I know when I buy something on Etsy I assume that the other seller is an accomplished businessperson, sitting behind the computer in a neat and tidy house, well-dressed and perfectly coiffed… etc. I have no idea why I have this image of craftspeople and artisans, but I do. I imagine that they are attractive people who look fantastic as they create their gorgeous designs, wearing beautiful jewelry and clothing someone lovingly made by hand. I also imagine that their bookkeeping and accounting is all up to date and organized and that they always know where everything is: business cards, shipping boxes, labels, every item in their inventory (probably labeled and stored alphabetically).
I wonder if people have harbored similar fantasies about me so I thought I’d set the record straight about me, my jewelry studio, my business practices.
I wear pjs pretty much all the time. When I get dressed, I put on sweats. I am wearing my pjs when I run down to the post office to mail your packages. The exception is when I go hiking. Then I put on hiking pants, yoga pants, or a ballgown – but that’s another story for another blog!
I am always covered in dog hair.
There is a coffee cup, a water bottle and a wine glass – all of them empty — next to my computer or my work bench pretty much at all times.
I am committed to reduce-reuse-recycle concepts. This means that I reuse packaging from suppliers when I send out your orders. Sometimes I reuse something that really didn’t have one more trip left in it, so I stabilize with tape. A lot of tape. I probably overdo it with the tape. And sometimes the packages look pretty bad by the time I’m done. I could just buy brand new bubble envelopes. I just really believe in reusing. I apologize if you think your package looks awful. I agree – it might look pretty bad on the outside – but it’s what’s on the inside that counts.

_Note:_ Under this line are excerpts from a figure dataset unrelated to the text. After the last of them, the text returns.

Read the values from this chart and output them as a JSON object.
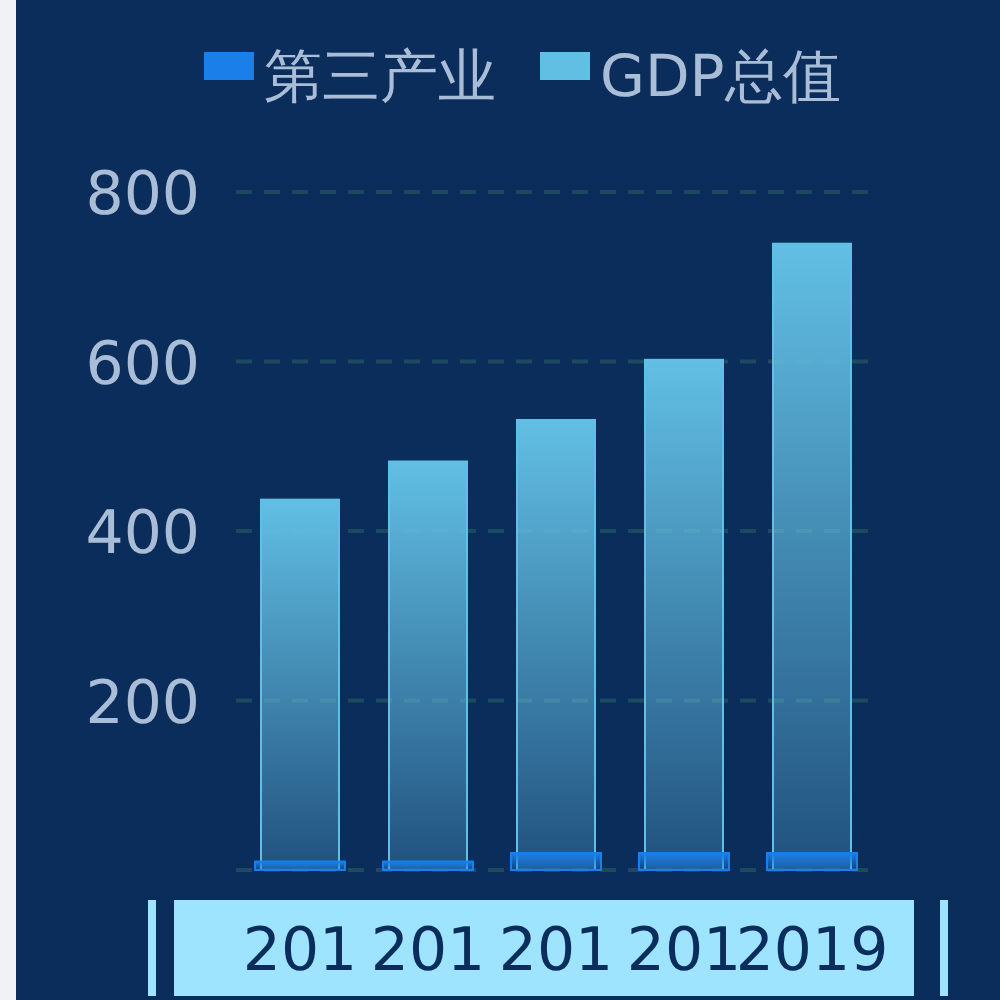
{
  "chart_data": {
    "type": "bar",
    "categories": [
      "201",
      "201",
      "201",
      "201",
      "2019"
    ],
    "series": [
      {
        "name": "第三产业",
        "color": "#1a7fe8",
        "values": [
          10,
          10,
          20,
          20,
          20
        ]
      },
      {
        "name": "GDP总值",
        "color": "#62bfe4",
        "values": [
          437,
          482,
          531,
          602,
          739
        ]
      }
    ],
    "ylim": [
      0,
      800
    ],
    "yticks": [
      200,
      400,
      600,
      800
    ],
    "grid": "y",
    "legend": "top"
  }
}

I make all my jewelry boxes out of old calendars. The origami folding is easy but time consuming. But the results are unique and pretty! It is, however, one more thing to manage, and often I am in danger of missing the post office because I’ve discovered that I’m out of boxes and have to fold more. I could just buy cheap, crappy, and boring boxes for your gorgeous jewelry, but that isn’t me. The fluffy stuff inside the box is organic cotton batting, like the kind you’d use to make quilts. I bought a huge roll of it and it will take me years to use it up, one torn off piece at a time. I don’t think it is “anti-tarnish” like the white brillo-ish stuff inside a commercial jewelry box but I am hoping you won’t mind.

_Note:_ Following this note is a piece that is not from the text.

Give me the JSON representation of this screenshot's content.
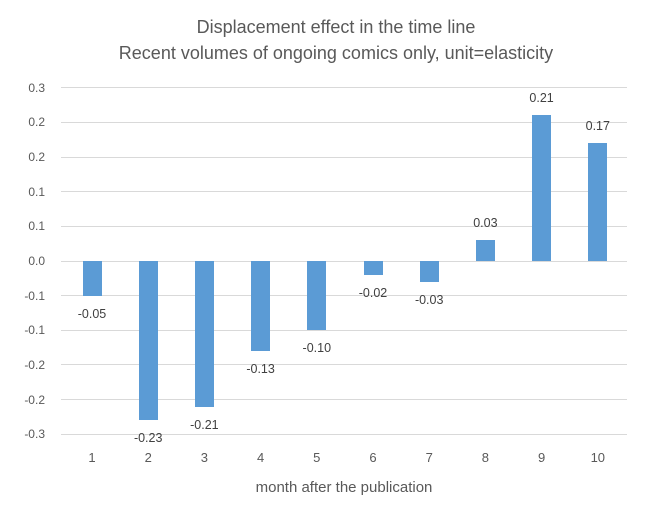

I realized early on that I could promote myself as a local craftsperson and chant “Buy Local” til the cows come home while assembling components all of which were made elsewhere. Check out Ebay and other online sources for inexpensive jewelry “hardware” and you’ll quickly see what I mean: I have access to amazingly cheap earwires, jumprings, charms, etc. But if I go that route I feel like a fraud. I feel like I’m making McJewelry. It won’t satisfy me and it shouldn’t satisfy you (if you are in the market for “local” items). So I’m switching over to truly local and fully handmade as much as possible. The sterling silver wire I use is made in the United States. I can make my own links, jumprings, and clasps. I just made a special order with a potter down the road: she will make me porcelain bones (cute little doggie bones) for earrings! The gemstones are harder to source “locally” but I can buy form other etsy vendors who attend the gem and minerals shows and buy directly from wholesalers. It isn’t great, but I’m still working on it. Ideas in this area welcomed!
I divide my time between jewelry-making, ghost-writing, writing for myself, and volunteer service. I’m on the board of 2 different outdoors groups here in the Catskills and on the publication committee for an Adirondack-based group. I also have a trail I maintain – a section of the Devil’s Path and it is delightfully devilish – a newsletter I produce and fire tower stewardship duties. I flirt with the idea of dropping everything and getting a job… but I find that this crazy, busy, chaotic life suits me, at least for now.
And now you have a more accurate view of the “artist” behind Malaprop Designs. Think Einstein-haired, bleary-eyed, but incredibly principled and you’ll be close. Or feel free to indulge in a fantasy of your own about me, my studio, and my business. Let me know what you picture – it would be great fun to compare notes!